… And it sucks. I’ve suspected it for months, and now that he’s met all my friends, I can no longer deny it. A pal even described us as “the funny one who dates the handsome one.” Suffice it to say, I wasn’t the handsome one.
We met three years ago at San Diego Comic-Con. He lived in San Francisco and was on assignment as a photojournalist, while I was flogging a comic book that I’d written in New York, where I live and work as a fashion editor.
I knew he was nice to look at-tall and gray-eyed-but I was casually appreciative. In classic convention style, we made out at a hilarious fusion restaurant. We lived 3,000 miles apart, and neither one of us was in the market for anything serious. Fourteen months later, he moved into my tiny Brooklyn apartment.

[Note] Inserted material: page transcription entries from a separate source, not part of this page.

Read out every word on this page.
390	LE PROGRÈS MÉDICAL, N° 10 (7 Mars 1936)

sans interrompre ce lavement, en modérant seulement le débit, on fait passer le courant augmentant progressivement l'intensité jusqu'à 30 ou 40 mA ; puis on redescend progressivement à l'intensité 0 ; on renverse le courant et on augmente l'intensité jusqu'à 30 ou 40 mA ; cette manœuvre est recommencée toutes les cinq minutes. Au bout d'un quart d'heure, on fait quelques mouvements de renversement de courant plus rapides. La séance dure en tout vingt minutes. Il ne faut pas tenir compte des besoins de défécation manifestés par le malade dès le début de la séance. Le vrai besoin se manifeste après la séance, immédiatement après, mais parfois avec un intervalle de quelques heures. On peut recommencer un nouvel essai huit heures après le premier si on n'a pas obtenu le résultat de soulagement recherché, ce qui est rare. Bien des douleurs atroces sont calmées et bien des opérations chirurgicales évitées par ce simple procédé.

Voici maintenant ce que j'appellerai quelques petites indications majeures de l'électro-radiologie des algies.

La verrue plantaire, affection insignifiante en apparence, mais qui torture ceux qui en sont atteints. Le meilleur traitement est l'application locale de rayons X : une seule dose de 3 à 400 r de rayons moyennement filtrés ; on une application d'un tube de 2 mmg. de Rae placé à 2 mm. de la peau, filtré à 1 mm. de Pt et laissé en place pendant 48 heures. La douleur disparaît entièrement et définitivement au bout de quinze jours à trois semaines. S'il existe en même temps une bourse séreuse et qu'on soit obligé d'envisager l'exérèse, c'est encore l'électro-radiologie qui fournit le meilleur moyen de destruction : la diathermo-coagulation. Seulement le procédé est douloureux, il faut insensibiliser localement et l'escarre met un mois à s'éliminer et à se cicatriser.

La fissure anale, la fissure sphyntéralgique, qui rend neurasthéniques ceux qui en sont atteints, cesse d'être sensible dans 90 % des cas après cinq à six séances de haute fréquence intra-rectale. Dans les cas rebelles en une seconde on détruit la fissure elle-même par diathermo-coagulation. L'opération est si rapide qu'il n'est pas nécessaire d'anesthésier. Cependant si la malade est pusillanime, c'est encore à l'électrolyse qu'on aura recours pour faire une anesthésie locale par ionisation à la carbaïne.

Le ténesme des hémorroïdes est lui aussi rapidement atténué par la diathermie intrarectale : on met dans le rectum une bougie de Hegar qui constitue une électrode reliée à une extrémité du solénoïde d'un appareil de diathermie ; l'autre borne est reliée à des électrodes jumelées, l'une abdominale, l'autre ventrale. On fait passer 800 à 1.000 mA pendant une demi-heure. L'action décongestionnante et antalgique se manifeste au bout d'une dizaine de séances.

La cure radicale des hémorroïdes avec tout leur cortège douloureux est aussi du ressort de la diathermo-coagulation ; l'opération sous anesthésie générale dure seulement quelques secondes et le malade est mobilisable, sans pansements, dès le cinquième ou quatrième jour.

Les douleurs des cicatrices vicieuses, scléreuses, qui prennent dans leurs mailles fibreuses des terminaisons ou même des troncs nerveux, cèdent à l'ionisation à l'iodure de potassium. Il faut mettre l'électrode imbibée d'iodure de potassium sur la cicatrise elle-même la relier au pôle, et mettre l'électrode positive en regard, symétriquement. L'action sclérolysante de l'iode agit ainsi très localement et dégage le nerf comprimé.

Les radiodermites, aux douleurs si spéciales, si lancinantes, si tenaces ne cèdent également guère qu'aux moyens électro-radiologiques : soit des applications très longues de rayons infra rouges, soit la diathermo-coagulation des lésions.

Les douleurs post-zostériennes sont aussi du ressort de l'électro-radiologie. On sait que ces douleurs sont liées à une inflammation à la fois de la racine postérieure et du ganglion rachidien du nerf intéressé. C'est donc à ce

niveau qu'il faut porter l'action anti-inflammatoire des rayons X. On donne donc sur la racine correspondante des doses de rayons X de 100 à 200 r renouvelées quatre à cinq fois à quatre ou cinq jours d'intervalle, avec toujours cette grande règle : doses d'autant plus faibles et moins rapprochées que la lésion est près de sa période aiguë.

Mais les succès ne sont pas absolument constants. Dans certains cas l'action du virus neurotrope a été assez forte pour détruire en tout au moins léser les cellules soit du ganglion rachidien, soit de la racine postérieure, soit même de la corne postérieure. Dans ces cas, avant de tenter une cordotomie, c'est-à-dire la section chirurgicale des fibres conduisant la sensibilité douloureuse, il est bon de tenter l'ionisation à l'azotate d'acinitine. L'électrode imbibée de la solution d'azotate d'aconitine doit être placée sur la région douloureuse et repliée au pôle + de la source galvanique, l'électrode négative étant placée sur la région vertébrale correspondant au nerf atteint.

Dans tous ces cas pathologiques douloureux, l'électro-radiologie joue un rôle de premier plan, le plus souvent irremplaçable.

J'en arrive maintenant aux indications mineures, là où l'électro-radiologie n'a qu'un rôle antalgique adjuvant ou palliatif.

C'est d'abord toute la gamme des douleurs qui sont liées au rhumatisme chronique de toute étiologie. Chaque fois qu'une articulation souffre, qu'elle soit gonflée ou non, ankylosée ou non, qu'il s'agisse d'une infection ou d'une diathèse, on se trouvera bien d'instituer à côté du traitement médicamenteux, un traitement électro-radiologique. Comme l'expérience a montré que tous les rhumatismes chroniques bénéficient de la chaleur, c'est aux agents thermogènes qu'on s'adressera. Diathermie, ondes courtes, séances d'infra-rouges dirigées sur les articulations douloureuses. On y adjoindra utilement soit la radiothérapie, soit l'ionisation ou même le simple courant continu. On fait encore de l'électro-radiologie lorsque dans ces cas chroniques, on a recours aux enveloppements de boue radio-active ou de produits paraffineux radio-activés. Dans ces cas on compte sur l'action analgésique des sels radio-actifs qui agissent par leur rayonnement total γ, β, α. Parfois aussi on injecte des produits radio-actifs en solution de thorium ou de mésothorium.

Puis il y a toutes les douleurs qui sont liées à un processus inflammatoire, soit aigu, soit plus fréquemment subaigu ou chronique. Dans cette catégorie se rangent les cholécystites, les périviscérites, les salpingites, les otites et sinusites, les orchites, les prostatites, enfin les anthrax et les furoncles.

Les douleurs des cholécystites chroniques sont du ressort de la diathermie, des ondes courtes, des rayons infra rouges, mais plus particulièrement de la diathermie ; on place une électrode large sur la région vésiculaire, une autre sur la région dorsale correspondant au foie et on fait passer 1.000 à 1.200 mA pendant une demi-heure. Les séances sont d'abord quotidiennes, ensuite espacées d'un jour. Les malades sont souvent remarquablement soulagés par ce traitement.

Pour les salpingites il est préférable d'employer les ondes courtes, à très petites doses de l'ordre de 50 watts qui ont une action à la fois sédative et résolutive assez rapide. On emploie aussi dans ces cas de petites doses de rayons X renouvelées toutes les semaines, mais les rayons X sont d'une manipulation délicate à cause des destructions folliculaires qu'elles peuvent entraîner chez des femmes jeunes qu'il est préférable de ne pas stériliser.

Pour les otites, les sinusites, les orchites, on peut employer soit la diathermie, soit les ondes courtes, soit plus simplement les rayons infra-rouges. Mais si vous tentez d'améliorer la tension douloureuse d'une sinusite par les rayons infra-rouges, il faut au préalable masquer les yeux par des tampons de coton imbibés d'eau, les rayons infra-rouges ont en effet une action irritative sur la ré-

This is how his attractiveness snuck up on me. We’d been dating a year but logged just six weeks face-to-face. He didn’t have a New York look that slid neatly into a familiar hierarchy -he’s outdoorsy and rangy, sort of ABC-show hot. In fact, he looks like Michael Vartan of Alias fame. It wasn’t until later that I discovered his colleagues referred to him as not just Jon but handsome Jon.
By the time my entire peanut gallery had congratulated me with enthusiastic surprise, I was self-conscious. Sure, my eating habits were garbage and I could stand to run around the block, but what the hell? It was hard enough adjusting to cramped living quarters. It didn’t help that my new roomie looked rad with his clothes off.
I decided to take control. I would get fit, our comparative hotness would be equalized, and my boyfriend could suck it. I hit the gym six days a week for resistance training, confusing muscles in quick bursts of energy because the internet told me to. I went on the Paleolithic diet, which cuts out sugar, dairy, processed foods, and gluten-basically all the delicious things.
Over three months, I dropped 10 pounds. I could sit in bodycon dresses that I could previously only stand sideways in. I was triumphant but mean. When my poor boyfriend bought ice cream, it was war.
Then during an exhausting fight about nothing (when I was distracted by the cookie he was eating), I had an epiphany. When we’d met, our flavors of crazy jibed beautifully. We trusted each other’s tastes and loyalties and were best friends. To begrudge him his hotness was the ugliest I could possibly be. Plus, he’s a dude. A dude who thinks every woman between a size 2 and 8 is a 4. So who cares? Besides, we’re in it for the long haul, and who knows how we’ll age. I could take him. I’m Asian. I’ll be inscrutably well-preserved for decades during which he could lose all his hair. The baldness will probably bring out his eyes… bastard.